Tra le sue realizzazioni, l’annullo postale per la commemorazione del ventesimo anniversario dello “Stonewall” (la rivolta nel bar di New York che accese la miccia del movimento gay contemporaneo): era la prima volta che uno Stato ricordava in maniera ufficiale una ricorrenza del genere.
Alla sua morte, il settimanale “Rome Gay News” lo ricorderà con una grande mostra tenuta presso la “Gay House Ompo’s” il 2-5 luglio 1992, e pubblicando una sua famosa lettera che aveva scritto per conto di “ACT UP”, allo scopo di sollecitare donazioni a favore del gruppo di militanti impegnati nella lotta contro l’aids.
Haring era nato a Kutztown, in Pennsylvania, nel 1958, lo stesso anno in cui Gagarin viaggiò nello spazio.
Il padre era un operaio tedesco intellettuale, amante del disegno, che vide con piacere il figlio di appena tre anni cominciare anche lui a fare i primi scarabocchi pieni di significati.
Era perdutamente innamorato di New York, città dalla quale non riusciva a stare lontano per più di dieci giorni di seguito.
Fu uno dei primi a disegnare i graffiti sui treni della sua città, insieme a Jean Michel Basquiat, a George Lee Quinones, a Little Angel, fin quando Norman Mailer, a metà degli anni Settanta, non capì l’importanza del fenomeno al quale stava assistendo e ne parlò in un suo libro.
La tecnica era estremamente semplice e si usavano bombolette spray o gesso colorato per esprimere il proprio malcontento, la propria voglia di comunicazione. Era un’arte “povera”, popolare, spesso di matrice afro-americana, e gratuita, visto che stava a disposizione di tutti sui vagoni della sterminata metropolitana newyorchese. Ciò non vuol dire che fosse un’arte “ignorante”. Haring stesso aveva studiato alla “School of Visual Arts” e conosceva bene i pittori contemporanei e la storia dell’arte.
Il suo soggetto preferito era il “bambino radiante” (o “radioso”, o “radioattivo”... i critici italiani ancora non si sono messi d’accordo su come chiamarlo, gli americani lo definiscono “radiant baby”!), con il quale aveva cominciato la sua carriera riempiendone i pannelli pubblicitari della subway. All’epoca faceva grande uso di gesso bianco, fin quando scoprì il pennarello che ne cambiò la vita, il “magic marker”, con le sue infinite possibilità. Oltretutto, l’acqua non lo portava via, come succedeva con il gesso...
Venne a Roma nel 1984, invitato da Francesca Alinovi ad esporre nella mostra “Arte di Frontiera”. Nell’89 andò a Pisa.
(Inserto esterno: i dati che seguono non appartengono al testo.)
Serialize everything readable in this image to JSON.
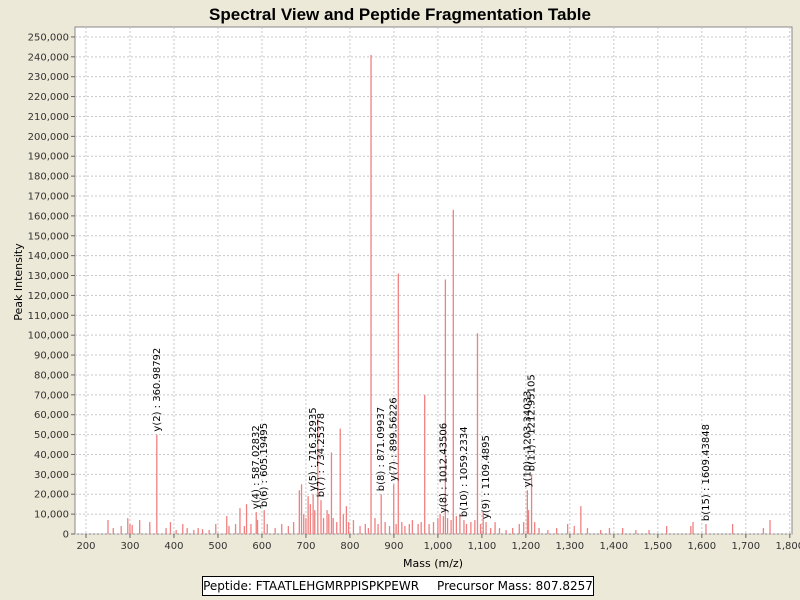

I suoi murali sono disseminati in tutto il mondo, fino in Australia.
Dopo la sua morte qualcuno pensò bene di sollevare una polemica sulla sua condotta sessuale. “Forse Haring era un pericoloso ipocrita?”, si chiedeva un giornalista del “New York Observer” il 18 marzo del 1991, insinuando che anche sapendo di essere sieropositivo l’artista continuava ad avere rapporti sessuali con minorenni.
Era una delle solite accuse che vengono regolarmente mosse ad ogni grande personaggio qualche tempo dopo la morte per aids, ed il 15 aprile successivo gli rispondeva un personaggio autorevole del primo movimento gay americano, lo scrittore David Thorstad, spiegando che il graffitista era passivo nel rapporto erotico, “altrimenti non si sarebbe infettato. Che tra i suoi partners ci fossero minorenni non è certo una novità. Ma nel sesso tra uomo e ragazzo di rado c’è attività anale, e quando c’è, il ragazzo è di solito quello che inserisce, non quello che viene inserito. Più comuni sono il sesso orale e la masturbazione reciproca, che non comportano quasi alcun rischio per nessuno dei partners”.
Questa “Lettera al Direttore” è sintomatica di quanto l’aids abbia profondamente cambiato il linguaggio dei giornali ed il loro rapporto con i lettori, permettendo di affrontare certi argomenti con particolari che una volta non solo sarebbero stati impensabili in un periodico destinato alle famiglie, ma lo avrebbero fatto sequestrare per “indecenza”!